Generate accelerated insanity
Generative AI—whether GitHub Copilot, Amazon CodeWhisperer, Google Bard, or whatever else emerges from the coming singularity before I can finish typing these words with my human meat sticks—will amplify what we choose to value most in software engineering.
For developers, departments, and organizations that prioritize speed over quality, LLMs will accelerate the rate at which they can hack horrible software together and deploy it into production. We’ll be cleaning up the mess this makes for the next decade if it continues.
For those who view code as a commodity and engineers as cogs in a code-generating machine, LLMs will automate the assembly of derivative, unimaginative software that addresses already well understood needs with conventional solutions. This will lead to stagnation and no sustainable gains.
But for those who value innovative solutions to interesting problems—crafted with quality and validated with critical thinking—LLMs offer a subtler, more satisfying potential.
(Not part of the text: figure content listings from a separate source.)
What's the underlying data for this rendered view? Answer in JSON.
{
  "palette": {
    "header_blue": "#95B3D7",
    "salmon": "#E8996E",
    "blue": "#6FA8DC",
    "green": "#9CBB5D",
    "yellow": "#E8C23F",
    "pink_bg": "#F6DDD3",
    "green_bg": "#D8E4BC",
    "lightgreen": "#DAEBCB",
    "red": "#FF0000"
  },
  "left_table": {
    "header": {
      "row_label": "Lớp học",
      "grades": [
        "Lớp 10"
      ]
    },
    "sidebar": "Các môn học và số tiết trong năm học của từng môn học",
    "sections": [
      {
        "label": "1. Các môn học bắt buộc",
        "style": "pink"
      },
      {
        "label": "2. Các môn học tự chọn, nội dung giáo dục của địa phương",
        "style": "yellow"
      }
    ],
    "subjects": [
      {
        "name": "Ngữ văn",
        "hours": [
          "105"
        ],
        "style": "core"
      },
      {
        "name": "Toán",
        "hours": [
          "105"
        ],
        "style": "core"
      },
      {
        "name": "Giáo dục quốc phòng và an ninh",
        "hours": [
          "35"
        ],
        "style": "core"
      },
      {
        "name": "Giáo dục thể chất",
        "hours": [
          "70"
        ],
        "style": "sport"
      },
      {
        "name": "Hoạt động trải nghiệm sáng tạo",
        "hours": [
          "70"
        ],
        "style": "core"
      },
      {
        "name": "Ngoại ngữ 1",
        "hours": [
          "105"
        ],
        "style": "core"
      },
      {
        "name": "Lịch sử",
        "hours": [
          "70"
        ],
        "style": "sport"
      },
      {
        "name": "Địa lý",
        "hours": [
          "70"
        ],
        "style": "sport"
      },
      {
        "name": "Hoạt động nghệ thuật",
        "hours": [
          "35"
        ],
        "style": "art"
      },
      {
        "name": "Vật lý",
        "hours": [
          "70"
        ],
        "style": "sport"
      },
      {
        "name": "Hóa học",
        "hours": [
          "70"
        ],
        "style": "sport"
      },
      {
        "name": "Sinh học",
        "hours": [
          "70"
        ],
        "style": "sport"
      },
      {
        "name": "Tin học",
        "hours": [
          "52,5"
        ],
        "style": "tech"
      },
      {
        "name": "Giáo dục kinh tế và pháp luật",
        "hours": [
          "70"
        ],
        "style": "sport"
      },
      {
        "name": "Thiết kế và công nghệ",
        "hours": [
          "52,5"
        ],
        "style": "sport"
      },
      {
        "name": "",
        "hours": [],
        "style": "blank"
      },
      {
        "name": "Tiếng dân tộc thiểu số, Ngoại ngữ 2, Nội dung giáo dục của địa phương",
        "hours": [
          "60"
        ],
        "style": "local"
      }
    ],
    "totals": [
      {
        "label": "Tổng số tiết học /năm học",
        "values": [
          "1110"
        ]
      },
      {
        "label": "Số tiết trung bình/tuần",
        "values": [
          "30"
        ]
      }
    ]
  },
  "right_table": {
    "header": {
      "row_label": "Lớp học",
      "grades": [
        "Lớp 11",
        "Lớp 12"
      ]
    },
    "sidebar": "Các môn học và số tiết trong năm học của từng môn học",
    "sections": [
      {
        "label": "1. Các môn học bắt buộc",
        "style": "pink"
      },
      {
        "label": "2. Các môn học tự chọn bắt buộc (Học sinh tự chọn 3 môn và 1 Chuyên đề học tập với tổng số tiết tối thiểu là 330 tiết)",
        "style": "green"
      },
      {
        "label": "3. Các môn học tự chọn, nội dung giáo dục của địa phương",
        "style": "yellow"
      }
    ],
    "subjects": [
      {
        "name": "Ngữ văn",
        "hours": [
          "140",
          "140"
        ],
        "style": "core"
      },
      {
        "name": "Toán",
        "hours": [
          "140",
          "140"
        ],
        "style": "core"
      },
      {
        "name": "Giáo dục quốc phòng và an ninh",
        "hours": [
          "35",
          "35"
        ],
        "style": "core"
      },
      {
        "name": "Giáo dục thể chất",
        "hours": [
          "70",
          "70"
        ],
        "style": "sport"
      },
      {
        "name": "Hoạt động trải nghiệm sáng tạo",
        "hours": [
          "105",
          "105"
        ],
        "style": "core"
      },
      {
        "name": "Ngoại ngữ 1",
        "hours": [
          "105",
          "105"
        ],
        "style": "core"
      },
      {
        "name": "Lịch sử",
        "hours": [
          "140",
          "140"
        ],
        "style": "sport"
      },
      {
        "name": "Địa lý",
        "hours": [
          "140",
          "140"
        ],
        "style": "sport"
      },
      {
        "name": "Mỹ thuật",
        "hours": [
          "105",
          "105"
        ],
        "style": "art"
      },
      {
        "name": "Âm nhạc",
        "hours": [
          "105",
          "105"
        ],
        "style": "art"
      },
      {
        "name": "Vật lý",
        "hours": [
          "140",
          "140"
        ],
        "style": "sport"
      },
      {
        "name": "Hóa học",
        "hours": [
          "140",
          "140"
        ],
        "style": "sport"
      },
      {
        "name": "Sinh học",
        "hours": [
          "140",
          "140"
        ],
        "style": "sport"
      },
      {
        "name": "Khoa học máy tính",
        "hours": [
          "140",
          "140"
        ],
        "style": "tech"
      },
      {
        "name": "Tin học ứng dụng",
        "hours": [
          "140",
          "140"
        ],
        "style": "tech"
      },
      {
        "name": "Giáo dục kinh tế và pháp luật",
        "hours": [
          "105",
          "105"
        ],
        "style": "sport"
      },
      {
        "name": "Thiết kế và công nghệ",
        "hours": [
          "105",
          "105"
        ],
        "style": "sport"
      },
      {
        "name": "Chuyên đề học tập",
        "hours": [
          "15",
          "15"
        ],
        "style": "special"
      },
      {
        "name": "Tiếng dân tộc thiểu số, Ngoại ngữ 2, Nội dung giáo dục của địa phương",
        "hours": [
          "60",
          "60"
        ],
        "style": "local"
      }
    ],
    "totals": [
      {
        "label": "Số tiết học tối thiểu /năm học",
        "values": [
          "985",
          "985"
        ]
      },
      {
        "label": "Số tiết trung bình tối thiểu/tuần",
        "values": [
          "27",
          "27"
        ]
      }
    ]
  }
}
Human engineers and generative AI can each bring their strengths to a hybrid partnership that prioritizes crafting secure, stable, sustainable solutions to important challenges.
Unlocking this potential will require us to train LLMs for quality. Meanwhile, we humans will have to learn how to get the very best out of our new collaborators, while bringing our own unique contributions to the team.
The Iron Age
We’re in the very early days of this AI revolution. LLMs are in their raw iron ingot stage: so many possibilities held within them, but still just big rocks that we can hit together to make some noise. We have to forge the steel sword. Or the plowshare. Or whatever tools we decide are best suited to our needs and values.
For me, that means training these models to generate code that is secure, stable, scalable, extensible, maintainable, highly available, clean, and maybe even well styled. We need to train them to do test-driven development. And most importantly, we need to train them to be better copilots for their human captains.
Those with different values than mine might choose instead to build a fully automated code-assembling machine that will completely commoditize our craft and condemn humanity to at best derivative and often dangerous systems and software. That would be a tragic path for our industry to follow, squandering transformative new possibilities while accelerating vulnerabilities and fatal flaws into the world.
A decade from now, I don’t want my company’s revenue to rest on cleaning up the dystopian dump of irresponsibly applied AI. We’d rather be doing our part to advance humanity’s finer ambitions, not rebuilding in the aftermath of our automated folly.
I assume smart people are already at work training these generative AIs to be quality collaborators with human engineers, as I’m recommending. If they aren’t, sign me up for the project. Because, if we do this right, we’re not going to make good engineers obsolete. Instead, we’re going to make good engineers into absurdly good cyborg hybrid engineers, mind melded with our machines, able to solve problems and create solutions more powerful than either humans or AI could ever build alone.
I, for one, welcome our robot collaborators. They’re not here to take our jobs. But if we train them well and apply them responsibly, they are going to make us better.